Maybe she’d go back to the bar.
Or maybe she’d go home, strip down, put on the leather jacket and dream about Rifter and wolves and running again until the leaves covered her bed.
T
he dream seized Rifter almost immediately, and he was in no condition to fight it or the sleep that dug him in deeply to this almost supernatural realm. He prayed that he’d end up in one of his brothers’ minds—he could even handle Vice’s twisted thoughts—but no. He was walking through a scene he recognized, but he was seeing it through someone else’s eyes.
He recognized the old country immediately, the place where he’d grown from boy to wolf. He heard the music, noted that the full-moon celebration was in full swing.
At first, the familiar pull of the party made him smile as he walked through his village. The smell of the earth comforted him—fresh, fertile, showing signs of life, of mating. The music had a pounding beat, was as hot as the air. Most of the males were bare chested, the women in short dresses. Married or not, this night was all about mating. Procreation, flirtation.
He was aroused as female bodies brushed his, cool palms on his warm skin. He let the fingers skim his back. He wanted to stay, to dance…
The screams started almost instantly. Hands fell away from his body, confusion reigned and he pushed through the crowd, which seemed to be running at him and away
from an invisible enemy. The chaos made his head spin—although he was used to the heat of battle, this was one neither he nor any Dire could ever win.
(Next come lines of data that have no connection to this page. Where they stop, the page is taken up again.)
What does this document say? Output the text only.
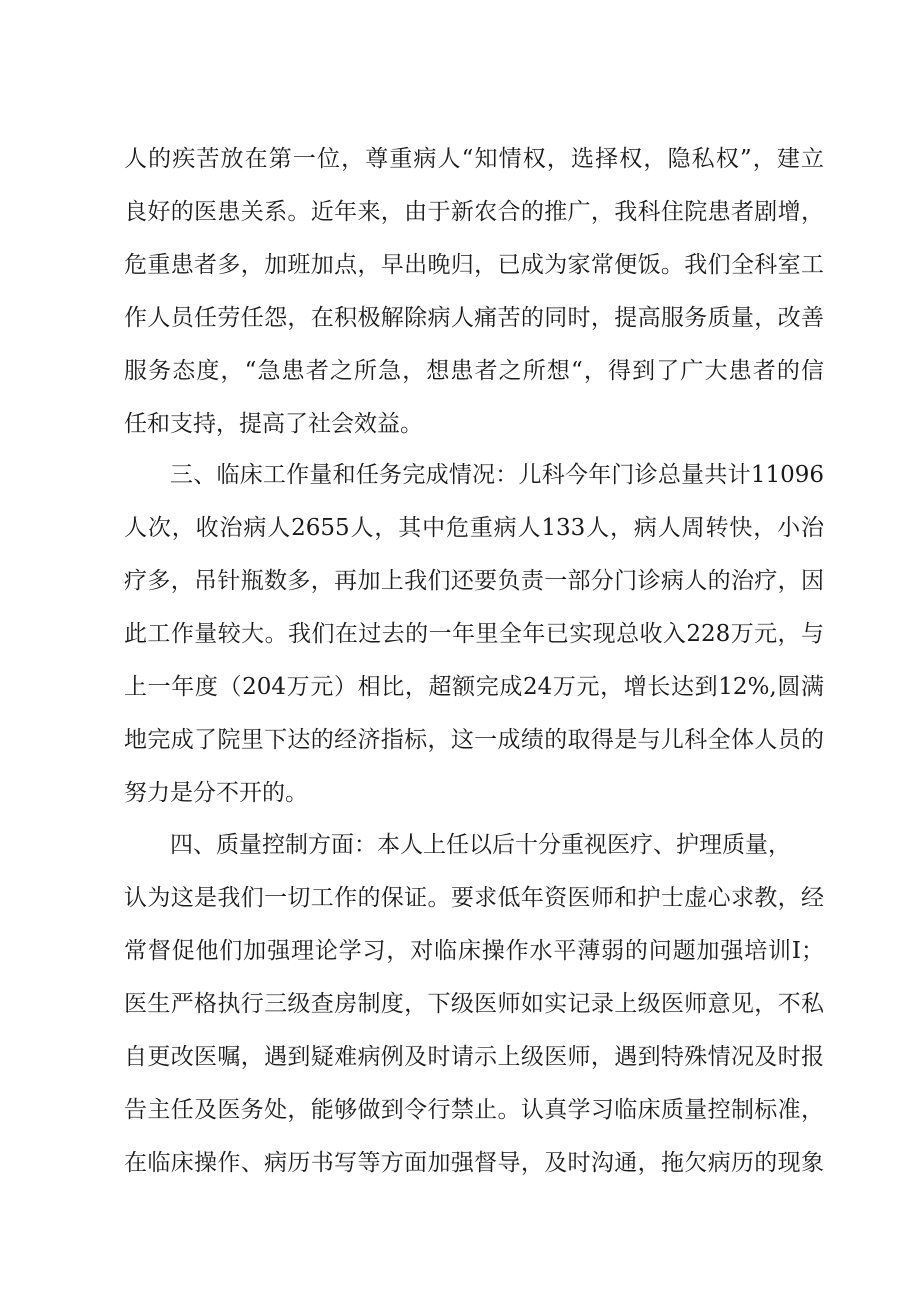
人的疾苦放在第一位，尊重病人“知情权，选择权，隐私权”，建立

良好的医患关系。近年来，由于新农合的推广，我科住院患者剧增，

危重患者多，加班加点，早出晚归，已成为家常便饭。我们全科室工

作人员任劳任怨，在积极解除病人痛苦的同时，提高服务质量，改善

服务态度，“急患者之所急，想患者之所想“，得到了广大患者的信

任和支持，提高了社会效益。

三、临床工作量和任务完成情况：儿科今年门诊总量共计11096

人次，收治病人2655人，其中危重病人133人，病人周转快，小治

疗多，吊针瓶数多，再加上我们还要负责一部分门诊病人的治疗，因

此工作量较大。我们在过去的一年里全年已实现总收入228万元，与

上一年度（204万元）相比，超额完成24万元，增长达到12%,圆满

地完成了院里下达的经济指标，这一成绩的取得是与儿科全体人员的

努力是分不开的。

四、质量控制方面：本人上任以后十分重视医疗、护理质量，

认为这是我们一切工作的保证。要求低年资医师和护士虚心求教，经

常督促他们加强理论学习，对临床操作水平薄弱的问题加强培训I；

医生严格执行三级查房制度，下级医师如实记录上级医师意见，不私

自更改医嘱，遇到疑难病例及时请示上级医师，遇到特殊情况及时报

告主任及医务处，能够做到令行禁止。认真学习临床质量控制标准，

在临床操作、病历书写等方面加强督导，及时沟通，拖欠病历的现象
But still, he wouldn’t give up. He roared but didn’t shift. Saw other men and women and children he recognized, grew up with, dropping to the ground, bleeding.
He swung his sword and his shield around wildly, seeing no one responsible for the destructive massacre surrounding him.
He was used to being in control—a warrior in charge of any situation. But the brutal force cast its dark shadow over him… and then he was running for his life. He looked back, tripped clumsily. Looked down, and the horror rose inside of him as he saw the bodies littering the ground. He willed himself to shift and couldn’t, which was always the most terrifying part of all.
This isn’t real; this isn’t goddamned real…
He clawed the earth in his struggle. Invisible nails mauled him, ripped his chest, blood seeping warm and sticky on his skin.
There was no escape. He heard a voice come from his mouth—thin and reedy—begging for his life to an unseen enemy.
Not your voice… but whose?
He waited for it to end, for him to lie still on the cold earth. To feel the emptiness inside.
Waited for the dream to end. But something was different this time. He was… rising. He smelled burning incense, heard chanting, so loud he covered his ears. Bodies of other Dires rose around him, ghosts of their former selves and still wearing their most recent battle wounds, marched forward, dragging him with them. It was mass confusion.
It was hell, one he couldn’t escape from. He still struggled to break free, and then, finally, the ghosts glided past
him and he remained behind, still suspended from reality. One of the ghosts turned to him, took his shoulders and shook. S
ave us, Rifter,
it said before floating away.
Rifter tried desperately to get out of this nightmare, found his feet on firm earth, and he ran in the opposite direction, looking for a way out. Instead, he found himself in Gwen’s mind—a swirling mass of confusion and pain as well, but more manageable for him. She was in trouble—and she was pissed too. Another seizure—or maybe it was something more, because he could swear she was awake.
Either way, she needed his help. Whether she’d want it was another story.
His eyes shot open, and the harsh wheeze sprang from his throat and echoed through the room. He put a hand to his heart even though the steady throb rang in his ears.
The Native Americans thought that if you died in your dreams, you died in real life. For him, no such luck, although every single time before this when he’d had this particular dream, he did die on the ground in his old village. Since the ending of the dream segued into trouble for Gwen, he knew he had to help her.
He was also planning on never sleeping again.